Blog Post

Azure AI Foundry Blog
2 MIN READ

DeepSeek R1: Improved Performance, Higher Limits, and Transparent Pricing

Sharmichock's avatar
Sharmichock
Icon for Microsoft rankMicrosoft
Feb 26, 2025

On Jan 29, 2025, we introduced DeepSeek R1 in the model catalog in Azure AI Foundry, bringing one of the popular open-weight models to developers and enterprises looking for high-performance AI capabilities. At launch, we made DeepSeek R1 available without pricing as we gathered insights on real-world usage and performance. 

Now, we’re excited to share that the model has better latency and throughput along with competitive pricing, making it easier to integrate DeepSeek R1 into your applications while keeping costs predictable. 
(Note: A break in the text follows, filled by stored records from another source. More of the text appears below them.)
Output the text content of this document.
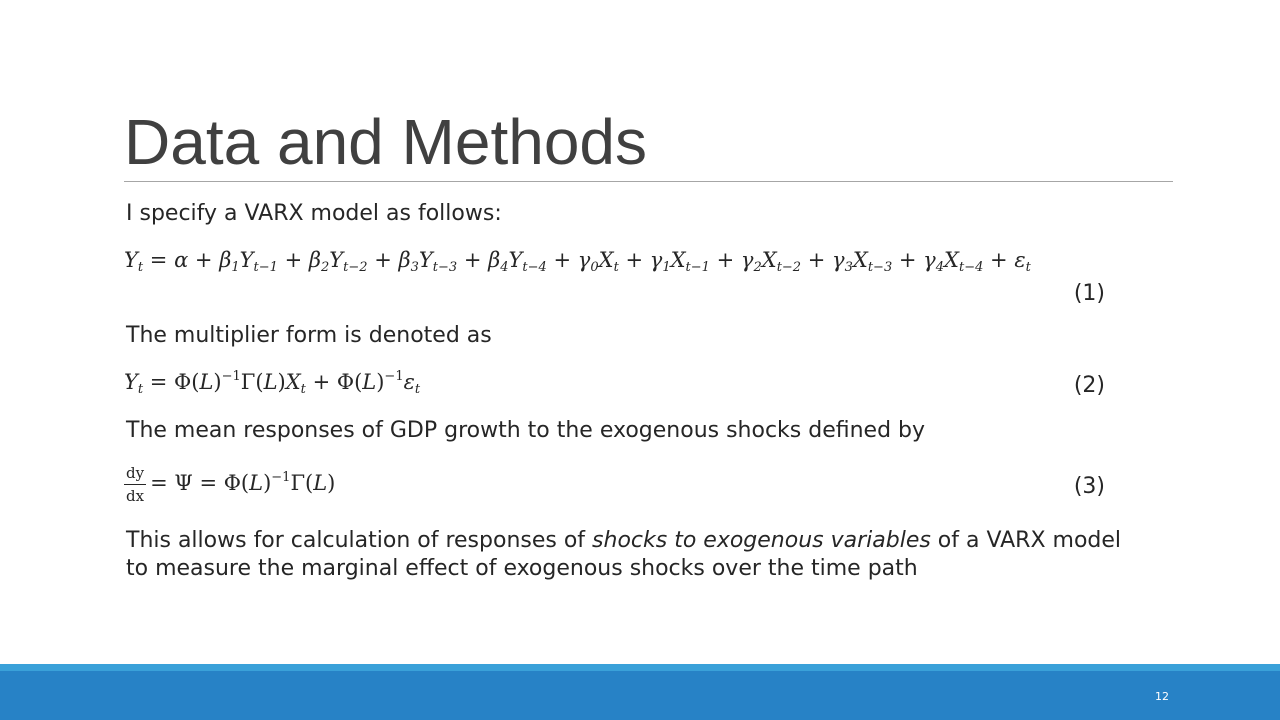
Data and Methods
I specify a VARX model as follows:
$Y_t = \alpha + \beta_1Y_{t-1} + \beta_2Y_{t-2} + \beta_3Y_{t-3} + \beta_4Y_{t-4} + \gamma_0X_t + \gamma_1X_{t-1} + \gamma_2X_{t-2} + \gamma_3X_{t-3} + \gamma_4X_{t-4} + \varepsilon_t$
(1)
The multiplier form is denoted as
$Y_t = \Phi(L)^{-1}\Gamma(L)X_t + \Phi(L)^{-1}\varepsilon_t$	(2)
The mean responses of GDP growth to the exogenous shocks defined by
$\frac{dy}{dx} = \Psi = \Phi(L)^{-1}\Gamma(L)$	(3)
This allows for calculation of responses of shocks to exogenous variables of a VARX model to measure the marginal effect of exogenous shocks over the time path
12
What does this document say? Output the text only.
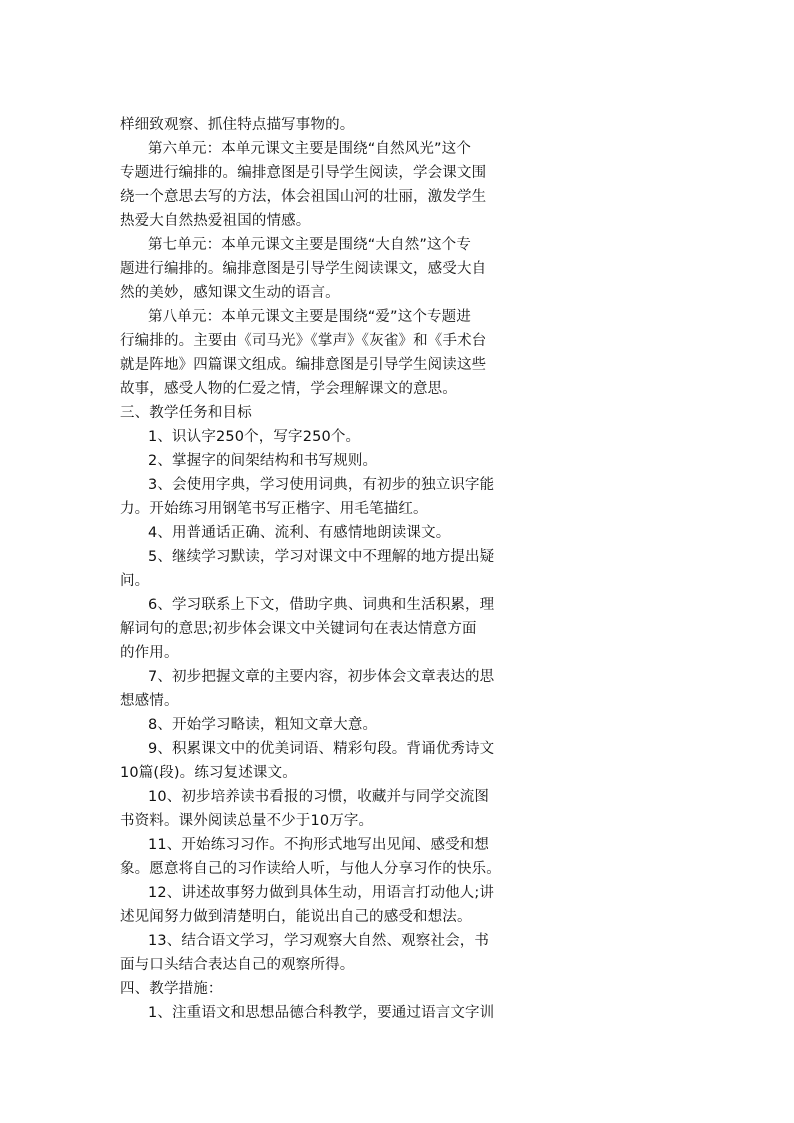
样细致观察、抓住特点描写事物的。
第六单元：本单元课文主要是围绕“自然风光”这个
专题进行编排的。编排意图是引导学生阅读，学会课文围
绕一个意思去写的方法，体会祖国山河的壮丽，激发学生
热爱大自然热爱祖国的情感。
第七单元：本单元课文主要是围绕“大自然”这个专
题进行编排的。编排意图是引导学生阅读课文，感受大自
然的美妙，感知课文生动的语言。
第八单元：本单元课文主要是围绕“爱”这个专题进
行编排的。主要由《司马光》《掌声》《灰雀》和《手术台
就是阵地》四篇课文组成。编排意图是引导学生阅读这些
故事，感受人物的仁爱之情，学会理解课文的意思。
三、教学任务和目标
1、识认字250个，写字250个。
2、掌握字的间架结构和书写规则。
3、会使用字典，学习使用词典，有初步的独立识字能
力。开始练习用钢笔书写正楷字、用毛笔描红。
4、用普通话正确、流利、有感情地朗读课文。
5、继续学习默读，学习对课文中不理解的地方提出疑
问。
6、学习联系上下文，借助字典、词典和生活积累，理
解词句的意思;初步体会课文中关键词句在表达情意方面
的作用。
7、初步把握文章的主要内容，初步体会文章表达的思
想感情。
8、开始学习略读，粗知文章大意。
9、积累课文中的优美词语、精彩句段。背诵优秀诗文
10篇(段)。练习复述课文。
10、初步培养读书看报的习惯，收藏并与同学交流图
书资料。课外阅读总量不少于10万字。
11、开始练习习作。不拘形式地写出见闻、感受和想
象。愿意将自己的习作读给人听，与他人分享习作的快乐。
12、讲述故事努力做到具体生动，用语言打动他人;讲
述见闻努力做到清楚明白，能说出自己的感受和想法。
13、结合语文学习，学习观察大自然、观察社会，书
面与口头结合表达自己的观察所得。
四、教学措施：
1、注重语文和思想品德合科教学，要通过语言文字训
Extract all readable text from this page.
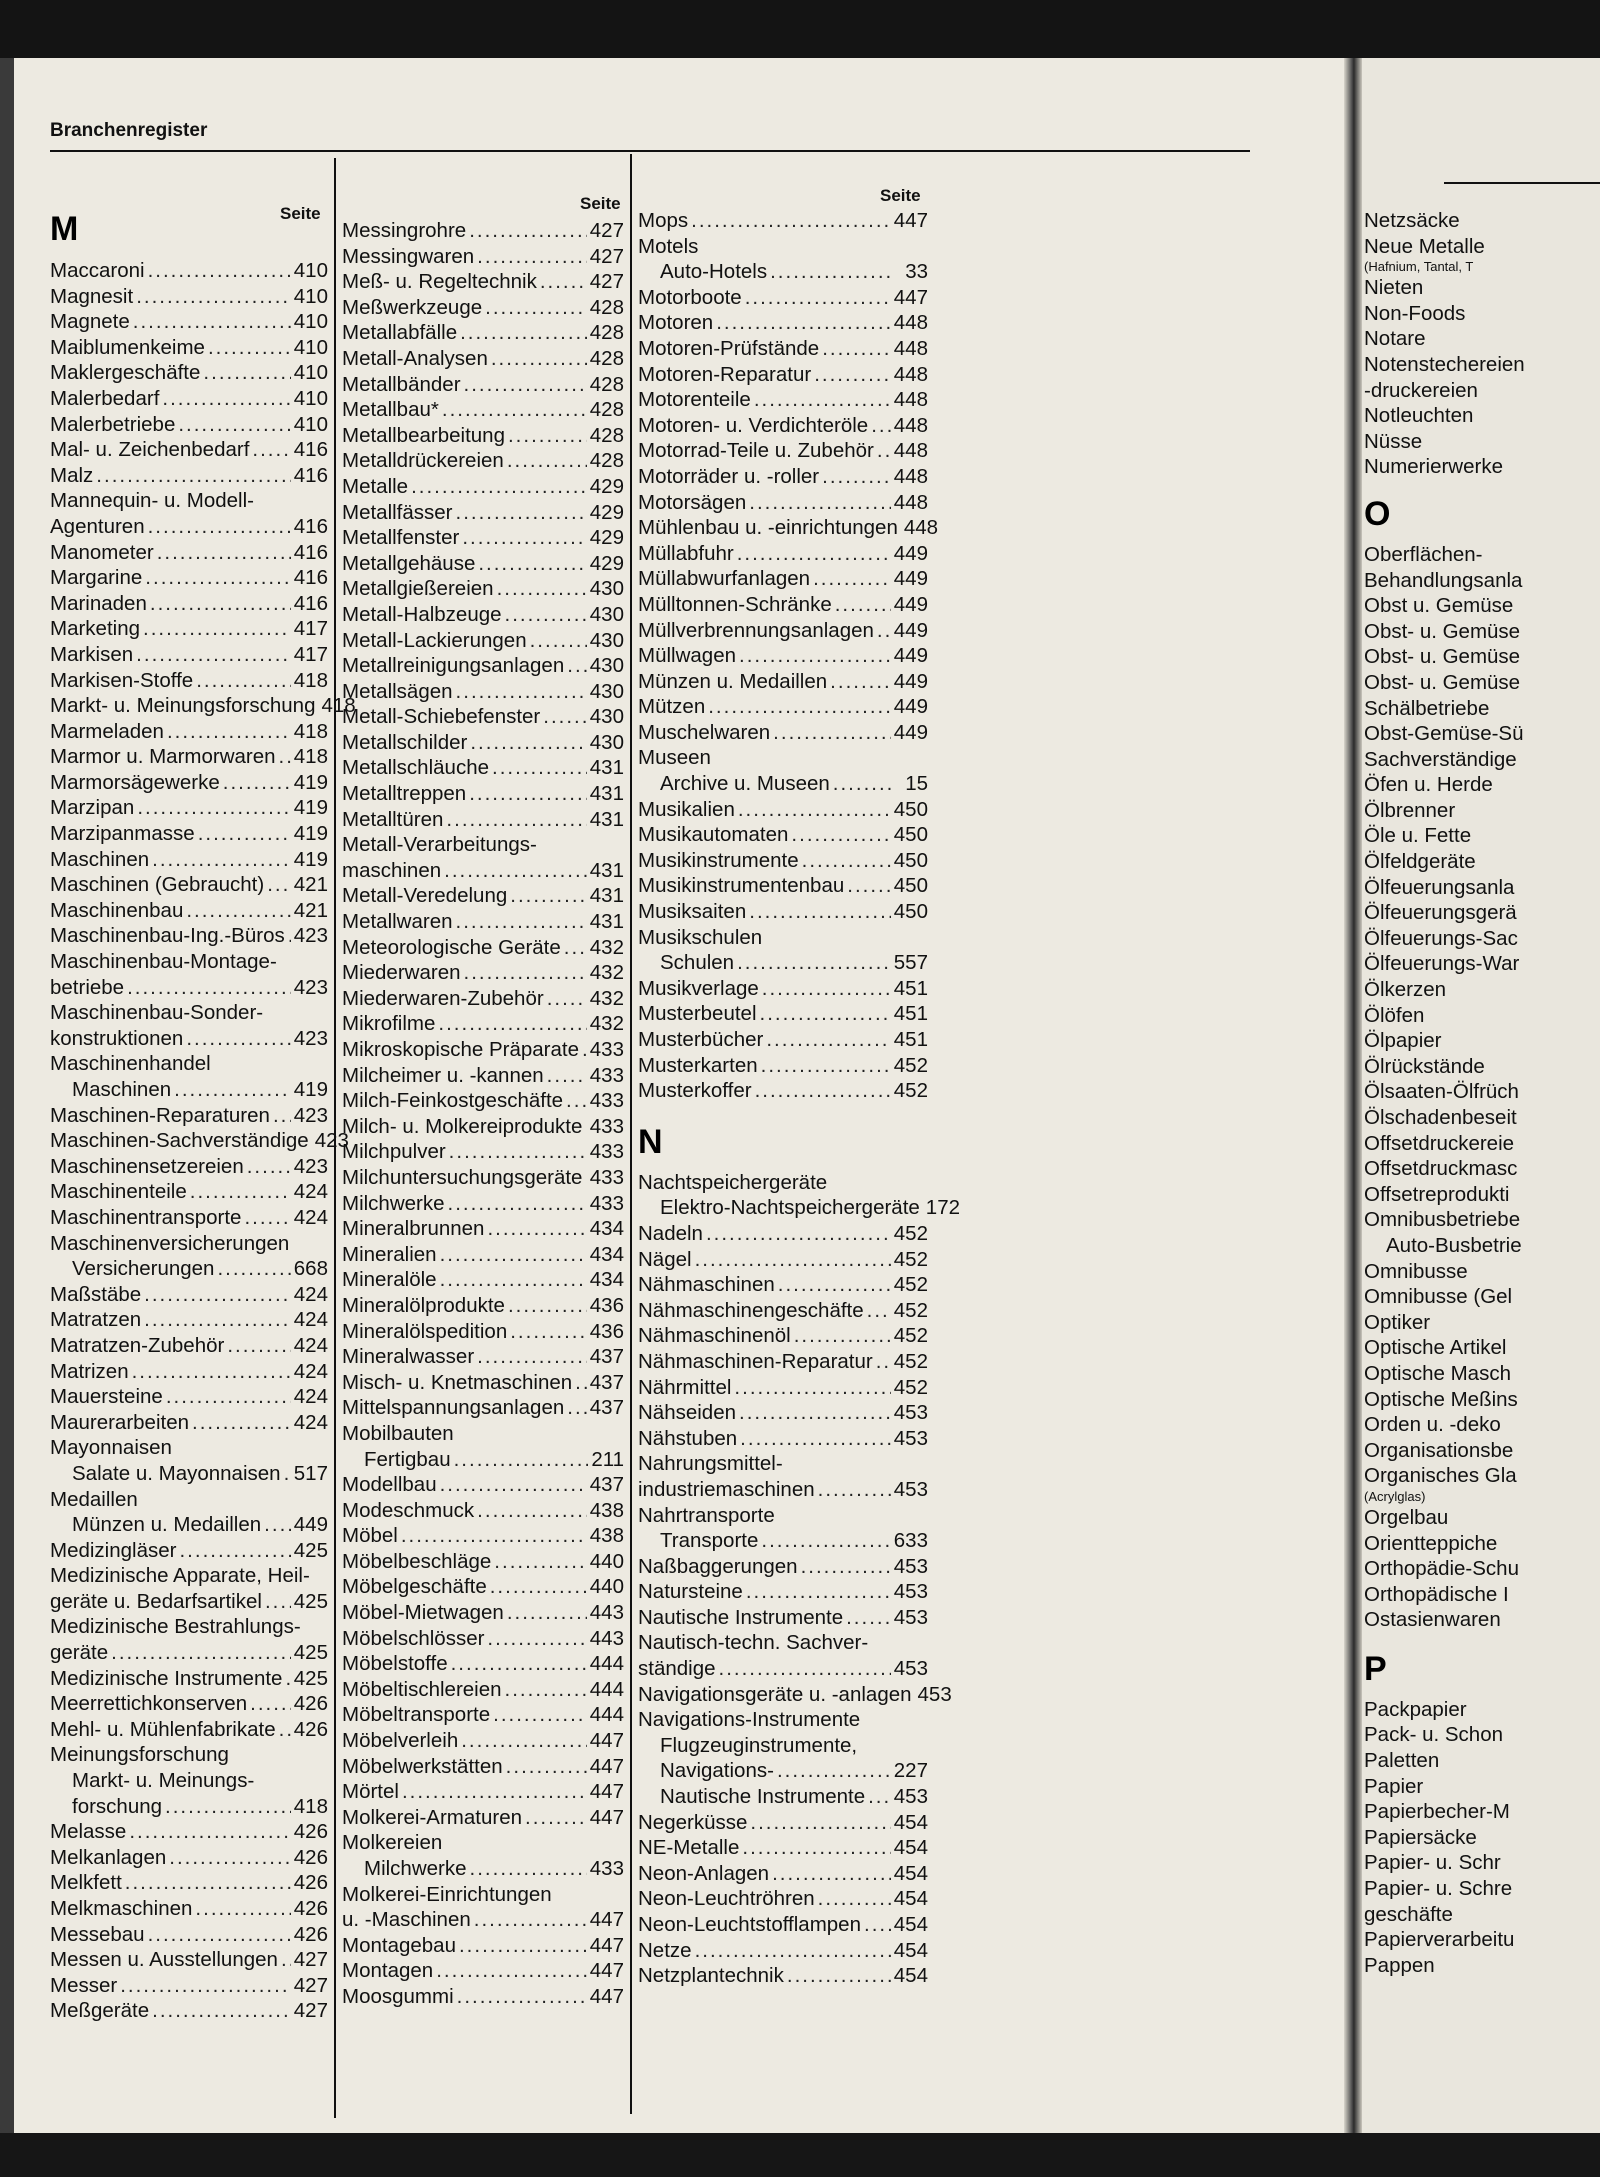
Branchenregister
Seite
Seite	Seite
M
Maccaroni .....	410
Magnesit .....	410
Magnete .....	410
Maiblumenkeime .....	410
Maklergeschäfte .....	410
Malerbedarf .....	410
Malerbetriebe .....	410
Mal- u. Zeichenbedarf ..... 416
Malz .....	416
Mannequin- u. Modell-
Agenturen .....	416
Manometer .....	416
Margarine .....	416
Marinaden .....	416
Marketing .....	417
Markisen .....	417
Markisen-Stoffe .....	418
Markt- u. Meinungsforschung 418
Marmeladen .....	418
Marmor u. Marmorwaren ..... 418
Marmorsägewerke .....	419
Marzipan .....	419
Marzipanmasse .....	419
Maschinen .....	419
Maschinen (Gebraucht) ..... 421
Maschinenbau .....	421
Maschinenbau-Ing.-Büros ..... 423
Maschinenbau-Montage-
betriebe .....	423
Maschinenbau-Sonder-
konstruktionen .....	423
Maschinenhandel
Maschinen .....	419
Maschinen-Reparaturen ..... 423
Maschinen-Sachverständige 423
Maschinensetzereien ..... 423
Maschinenteile .....	424
Maschinentransporte .....	424
Maschinenversicherungen
Versicherungen .....	668
Maßstäbe .....	424
Matratzen .....	424
Matratzen-Zubehör .....	424
Matrizen .....	424
Mauersteine .....	424
Maurerarbeiten .....	424
Mayonnaisen
Salate u. Mayonnaisen ..... 517
Medaillen
Münzen u. Medaillen ..... 449
Medizingläser .....	425
Medizinische Apparate, Heil-
geräte u. Bedarfsartikel ..... 425
Medizinische Bestrahlungs-
geräte .....	425
Medizinische Instrumente ..... 425
Meerrettichkonserven ..... 426
Mehl- u. Mühlenfabrikate ..... 426
Meinungsforschung
Markt- u. Meinungs-
forschung .....	418
Melasse .....	426
Melkanlagen .....	426
Melkfett .....	426
Melkmaschinen .....	426
Messebau .....	426
Messen u. Ausstellungen ..... 427
Messer .....	427
Meßgeräte .....	427
Messingrohre .....	427
Messingwaren .....	427
Meß- u. Regeltechnik .....	427
Meßwerkzeuge .....	428
Metallabfälle .....	428
Metall-Analysen .....	428
Metallbänder .....	428
Metallbau* .....	428
Metallbearbeitung .....	428
Metalldrückereien .....	428
Metalle .....	429
Metallfässer .....	429
Metallfenster .....	429
Metallgehäuse .....	429
Metallgießereien .....	430
Metall-Halbzeuge .....	430
Metall-Lackierungen .....	430
Metallreinigungsanlagen ..... 430
Metallsägen .....	430
Metall-Schiebefenster ..... 430
Metallschilder .....	430
Metallschläuche .....	431
Metalltreppen .....	431
Metalltüren .....	431
Metall-Verarbeitungs-
maschinen .....	431
Metall-Veredelung .....	431
Metallwaren .....	431
Meteorologische Geräte ..... 432
Miederwaren .....	432
Miederwaren-Zubehör ..... 432
Mikrofilme .....	432
Mikroskopische Präparate ..... 433
Milcheimer u. -kannen ..... 433
Milch-Feinkostgeschäfte ..... 433
Milch- u. Molkereiprodukte ..... 433
Milchpulver .....	433
Milchuntersuchungsgeräte ..... 433
Milchwerke .....	433
Mineralbrunnen .....	434
Mineralien .....	434
Mineralöle .....	434
Mineralölprodukte .....	436
Mineralölspedition .....	436
Mineralwasser .....	437
Misch- u. Knetmaschinen ..... 437
Mittelspannungsanlagen ..... 437
Mobilbauten
Fertigbau .....	211
Modellbau .....	437
Modeschmuck .....	438
Möbel .....	438
Möbelbeschläge .....	440
Möbelgeschäfte .....	440
Möbel-Mietwagen .....	443
Möbelschlösser .....	443
Möbelstoffe .....	444
Möbeltischlereien .....	444
Möbeltransporte .....	444
Möbelverleih .....	447
Möbelwerkstätten .....	447
Mörtel .....	447
Molkerei-Armaturen .....	447
Molkereien
Milchwerke .....	433
Molkerei-Einrichtungen
u. -Maschinen .....	447
Montagebau .....	447
Montagen .....	447
Moosgummi .....	447
Mops .....	447
Motels
Auto-Hotels .....	33
Motorboote .....	447
Motoren .....	448
Motoren-Prüfstände .....	448
Motoren-Reparatur .....	448
Motorenteile .....	448
Motoren- u. Verdichteröle ..... 448
Motorrad-Teile u. Zubehör ..... 448
Motorräder u. -roller .....	448
Motorsägen .....	448
Mühlenbau u. -einrichtungen 448
Müllabfuhr .....	449
Müllabwurfanlagen .....	449
Mülltonnen-Schränke .....	449
Müllverbrennungsanlagen ..... 449
Müllwagen .....	449
Münzen u. Medaillen .....	449
Mützen .....	449
Muschelwaren .....	449
Museen
Archive u. Museen .....	15
Musikalien .....	450
Musikautomaten .....	450
Musikinstrumente .....	450
Musikinstrumentenbau ..... 450
Musiksaiten .....	450
Musikschulen
Schulen .....	557
Musikverlage .....	451
Musterbeutel .....	451
Musterbücher .....	451
Musterkarten .....	452
Musterkoffer .....	452
N
Nachtspeichergeräte
Elektro-Nachtspeichergeräte 172
Nadeln .....	452
Nägel .....	452
Nähmaschinen .....	452
Nähmaschinengeschäfte ..... 452
Nähmaschinenöl .....	452
Nähmaschinen-Reparatur ..... 452
Nährmittel .....	452
Nähseiden .....	453
Nähstuben .....	453
Nahrungsmittel-
industriemaschinen .....	453
Nahrtransporte
Transporte .....	633
Naßbaggerungen .....	453
Natursteine .....	453
Nautische Instrumente ..... 453
Nautisch-techn. Sachver-
ständige .....	453
Navigationsgeräte u. -anlagen 453
Navigations-Instrumente
Flugzeuginstrumente,
Navigations- .....	227
Nautische Instrumente ..... 453
Negerküsse .....	454
NE-Metalle .....	454
Neon-Anlagen .....	454
Neon-Leuchtröhren .....	454
Neon-Leuchtstofflampen ..... 454
Netze .....	454
Netzplantechnik .....	454
Netzsäcke
Neue Metalle
(Hafnium, Tantal, T
Nieten
Non-Foods
Notare
Notenstechereien
-druckereien
Notleuchten
Nüsse
Numerierwerke
O
Oberflächen-
Behandlungsanla
Obst u. Gemüse
Obst- u. Gemüse
Obst- u. Gemüse
Obst- u. Gemüse
Schälbetriebe
Obst-Gemüse-Sü
Sachverständige
Öfen u. Herde
Ölbrenner
Öle u. Fette
Ölfeldgeräte
Ölfeuerungsanla
Ölfeuerungsgerä
Ölfeuerungs-Sac
Ölfeuerungs-War
Ölkerzen
Ölöfen
Ölpapier
Ölrückstände
Ölsaaten-Ölfrüch
Ölschadenbeseit
Offsetdruckereie
Offsetdruckmasc
Offsetreprodukti
Omnibusbetriebe
Auto-Busbetrie
Omnibusse
Omnibusse (Gel
Optiker
Optische Artikel
Optische Masch
Optische Meßins
Orden u. -deko
Organisationsbe
Organisches Gla
(Acrylglas)
Orgelbau
Orientteppiche
Orthopädie-Schu
Orthopädische I
Ostasienwaren
P
Packpapier
Pack- u. Schon
Paletten
Papier
Papierbecher-M
Papiersäcke
Papier- u. Schr
Papier- u. Schre
geschäfte
Papierverarbeitu
Pappen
Scaling to Meet Demand: Performance Optimizations in Action 

The high adoption brought a few challenges—early users experienced capacity constraints and performance fluctuations due to the surge in demand. Our product and engineering teams moved quickly, optimizing infrastructure and fine-tuning system performance. 

You can expect higher rate limits and improved response times starting from Feb 26, 2025. We continue rolling out further improvements to meet customers’ expectations. You can learn more about rate limits in the Azure AI model inference quotas and limits documentation page. 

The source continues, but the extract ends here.